EN 1968, UN POÈME VIETNAMIEN ECRIT DE SAIGON SUD VIET NAM POUR LE PRINTEMPS DE PRAGUE...

A nos Frères et Sœurs Tchèques
Le printemps de Prague
Il y a cinquante ans, dans la nuit du 20 au 21 août 1968, l'invasion de l’armée soviétique (Pacte de Varsovie) en Tchécoslovaquie a écrasé brutalement le Printemps de Prague. Mais ce désir de liberté et de démocratie des Tchèques et des Slovaques a survécu et constitue l'essentiel de ce qui unit l'Europe aujourd'hui', a écrit mardi le président du Conseil européen Donald Tusk sur Twitter. Avec nos affectueuses pensées et notre fidèle solidarité, Nguyên Hoàng Bao Viêt et les Frères et Sœurs du Viet Nam Libre (en exil), Vice-président du Centre PEN Suisse Romand (Comité des Ecrivains en Prison)
Les fleurs pleurent dans la nuit
À la mémoire des milliers de civils Sud-Viêtnamiens massacrés à Huế (offensive communiste du Nouvel An Tết Mậu Thân 1968) et des frères et sœurs Tchèques et Slovaques qui ont sacrifié leur vie lors du Printemps de Prague en 1968.
Soudain, nous entendons les fleurs pleurer
Dans la nuit
Et nous croyons que nos cœurs mêmes débordent
De larmes amères
Les fleurs pleurent la colombe
À la place de l'homme
Quand, à l'improviste, sur le toit de tuiles grises
La pluie morose précipite ses pas lourds.
L'oiseau messager périt
Telle une étoile filante désagrégée
Dans l’étendue des airs
Les duvets immaculés défilent en nuées
Par dessus la montagne.
Où donc
La perle de rosée de la nymphéa?
La fleur de l'âge qui nous est destinée?
L'aurore paisible des moineaux?
Les fleurs pleurent en toute liberté
Ce dont la mort est privée
Lui remettent leur source de douleur
Sans retenir aucune plainte.
À la nuit de la trêve trahie
Assaillie par la terreur
Remettons tous ces monceaux de cadavres inconnus
Défigurés, déchiquetés, gisant à plat ventre
Calcinés sous les piliers des charpentes effondrées
Ravagées par le feu.
Des obus incendiaires s’abattent sur leurs têtes
Détonent sans répit
Dans les profondeurs de la nuit transparente
Les fusées percutantes foncent droit dans leurs cœurs
Détruisant le globe spatial
De cristal.
Frères et Sœurs de Prague
À ces heures, sans doute
Vous êtes en train de passer la nuit
Si on nous impose de murmurer entre nos dents
Nous est-il possible de supporter ces outrages?
Au plus profond de mes méditations
Combien mon cœur est à l'orage!
Quittant la cime de la solitude
J'embrasse, de mes regards, la ville morne
Se réveillent, aussitôt, les lignes de cœur écrasées.

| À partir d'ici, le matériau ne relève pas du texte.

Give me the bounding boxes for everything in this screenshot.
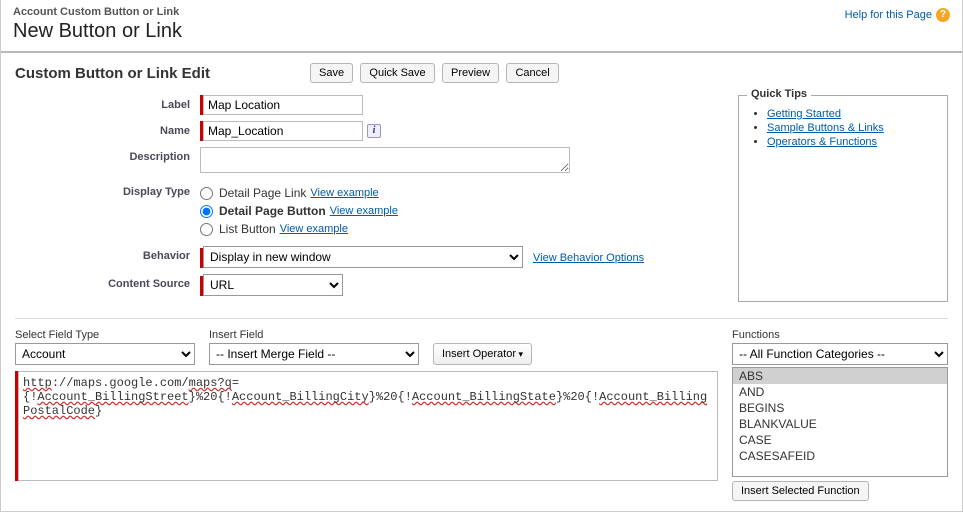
list-button-label: List Button <box>219 222 276 236</box>
page-title: New Button or Link <box>13 20 950 43</box>
content-source-select[interactable]: URL <box>203 274 343 296</box>
function-category-select[interactable]: -- All Function Categories -- <box>732 343 948 365</box>
view-example-link[interactable]: View example <box>310 187 378 199</box>
behavior-select[interactable]: Display in new window <box>203 246 523 268</box>
functions-label: Functions <box>732 329 948 341</box>
name-input[interactable] <box>203 121 363 141</box>
function-item[interactable]: BEGINS <box>733 400 947 416</box>
detail-page-button-label: Detail Page Button <box>219 204 326 218</box>
select-field-type[interactable]: Account <box>15 343 195 365</box>
tip-item[interactable]: Sample Buttons & Links <box>767 122 937 134</box>
description-input[interactable] <box>200 147 570 173</box>
functions-list[interactable]: ABS AND BEGINS BLANKVALUE CASE CASESAFEI… <box>732 367 948 477</box>
label-input[interactable] <box>203 95 363 115</box>
save-button[interactable]: Save <box>310 63 353 83</box>
breadcrumb: Account Custom Button or Link <box>13 6 950 18</box>
label-label: Label <box>15 95 200 111</box>
quick-save-button[interactable]: Quick Save <box>360 63 434 83</box>
help-icon: ? <box>936 8 950 22</box>
detail-page-link-radio[interactable] <box>200 187 213 200</box>
insert-operator-button[interactable]: Insert Operator <box>433 343 532 365</box>
name-label: Name <box>15 121 200 137</box>
view-example-link[interactable]: View example <box>280 223 348 235</box>
description-label: Description <box>15 147 200 163</box>
formula-textarea[interactable]: http://maps.google.com/maps?q={!Account_… <box>18 371 718 481</box>
tip-item[interactable]: Operators & Functions <box>767 136 937 148</box>
select-field-type-label: Select Field Type <box>15 329 195 341</box>
view-behavior-options-link[interactable]: View Behavior Options <box>533 252 644 264</box>
insert-field-select[interactable]: -- Insert Merge Field -- <box>209 343 419 365</box>
behavior-label: Behavior <box>15 246 200 262</box>
quick-tips-box: Quick Tips Getting Started Sample Button… <box>738 95 948 302</box>
content-source-label: Content Source <box>15 274 200 290</box>
detail-page-link-label: Detail Page Link <box>219 186 306 200</box>
detail-page-button-radio[interactable] <box>200 205 213 218</box>
function-item[interactable]: CASE <box>733 432 947 448</box>
tip-item[interactable]: Getting Started <box>767 108 937 120</box>
insert-field-label: Insert Field <box>209 329 419 341</box>
function-item[interactable]: ABS <box>733 368 947 384</box>
info-icon[interactable]: i <box>367 124 381 138</box>
function-item[interactable]: CASESAFEID <box>733 448 947 464</box>
display-type-label: Display Type <box>15 182 200 198</box>
insert-selected-function-button[interactable]: Insert Selected Function <box>732 481 869 501</box>
function-item[interactable]: BLANKVALUE <box>733 416 947 432</box>
list-button-radio[interactable] <box>200 223 213 236</box>
preview-button[interactable]: Preview <box>442 63 499 83</box>
function-item[interactable]: AND <box>733 384 947 400</box>
view-example-link[interactable]: View example <box>330 205 398 217</box>
quick-tips-legend: Quick Tips <box>747 88 811 100</box>
cancel-button[interactable]: Cancel <box>506 63 558 83</box>
help-link[interactable]: Help for this Page? <box>845 8 950 22</box>
section-title: Custom Button or Link Edit <box>15 65 210 82</box>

Où sont les douces matinées
Imprégnées de souffles d'enfants?
Le tendre gazon empreint de pattes d'oiseaux?
L'inoubliable automne
Témoin de notre solidarité universelle?
L'amour de la patrie, l’affection fraternelle
Forces unies pour défendre nos pays?
À chaque fois que la parole nous a été adressée
Vous avez bien entendu l'écho résonner
Comme les hautes vagues des mers
Comme les quatre vents de l'horizon.
Saigon, maintes fois, a appelé Huê
Huê amoureuse de Hanôi
Tel que Prague a évoqué Budapest
Tel que vous vous êtes rappelés nous autres
Souvent.
Bien que nous aimions vivre en souvenir du passé
Mais cette nuit, cette nuit n'est plus d'hier
Et Sài Gòn malheureuse, Sài Gòn innocente
Ne veut pas voir Huê belle, Huê poétique
Devenir un cauchemar.
Tout comme Prague
Maigre et fragile
Mais patriotique et héroïque
Ne veut pas voir souffrir un second Budapest.
Vous savez combien nous sommes conscients
De la gratitude infinie
Envers ceux qui sont morts, consacrés!
Bien distincte, dans la nuit
Nous entendons nettement chaque lamentation des fleurs
Déplorant la mort de la colombe
Et nous croyons que nos cœurs mêmes frémissent
De pleurs d'amertume.
Nguyên Hoàng Bao Viêt (1968)*
Traduit du viêtnamien par Mme Hoàng Nguyên (1981)
*Poète vietnamien en exil, membre du Centre Indépendant des Ecrivains vietnamiens (en exil), du Centre Suisse Romand de PEN International et de la Société des Ecrivains des Nations Unies à Genève.